Ucca presenta la rassegna itinerante ‘L’Italia che non si vede’

Di Roberto Roversi, presidente nazionale UCCA.

Fino a qualche anno fa la distribuzione su scala nazionale di film italiani da parte di Ucca poteva essere definita la ‘coda lunga’ dei film, mutuando la celebre definizione di Chris Anderson. Intendendosi, in sostanza, che le opere, anche le più fragili, le meno attrezzate per competere sul mercato, avevano comunque un’uscita in sala e Ucca si premurava, dopo qualche mese, di fare il lavoro di profondità, cioè di portare i film nelle aree meno servite dall’esercizio. Ma negli ultimi anni lo scenario è radicalmente cambiato.

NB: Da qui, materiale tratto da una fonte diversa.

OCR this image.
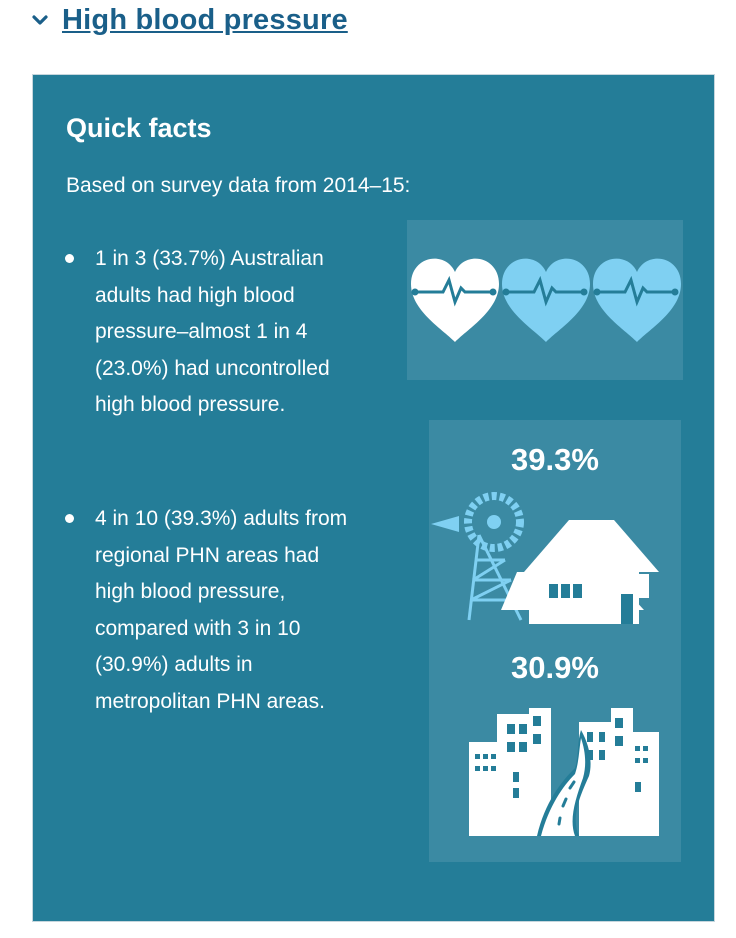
High blood pressure
Quick facts
Based on survey data from 2014–15:
1 in 3 (33.7%) Australian
adults had high blood
pressure–almost 1 in 4
(23.0%) had uncontrolled
high blood pressure.
4 in 10 (39.3%) adults from
regional PHN areas had
high blood pressure,
compared with 3 in 10
(30.9%) adults in
metropolitan PHN areas.
39.3%
30.9%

Abbiamo assistito alla forzata chiusura di centinaia di sale cinematografiche, dovuta sia al crollo dei consumi culturali che agli elevati costi dello switch-off digitale: uno scenario che paradossalmente rafforza il nostro ruolo associativo e ci grava per il futuro di qualche responsabilità in più, perchè,  ogni circolo del cinema, soprattutto se situato in una sala polivalente, in una scuola, in un’area dismessa e da riqualificare, è un potenziale spazio per la proiezione di contenuti audiovisivi. La presenza dei nostri cinecircoli disseminati nell’intero territorio nazionale, in provincia così come nei piccoli centri nei quali le sale hanno chiuso o quelle residue proiettano solo mainstream, è una risorsa che può e deve essere sfruttata proprio per ospitare quelle piccole produzioni che prima trovavano spazio altrove tra mille difficoltà, ma oggi non lo trovano affatto. Una responsabilità in più, si diceva, perchè il futuro di tanti piccoli film di giovani autori dipende sempre di più anche dal nostro lavoro. Un’altra considerazione: senza voler demonizzare l’attuale, imperante, e per certi versi irreversibile, consumo solipsistico di film e serie televisive via monitor, tablet e smartphone, imposto da una tecnologia sempre più pervasiva, credo sia opportuno ribadire con forza il nostro modello, fatto di condivisione e non di rado di incontri con autori, attori, produttori o distributori. Non tanto per concludere che preferiamo rimanere irrimediabilmente analogici, ma per riaffermare che, senza che intervenga un fattore umano, la visione e la comprensione di un film può rimanere monca o sterile.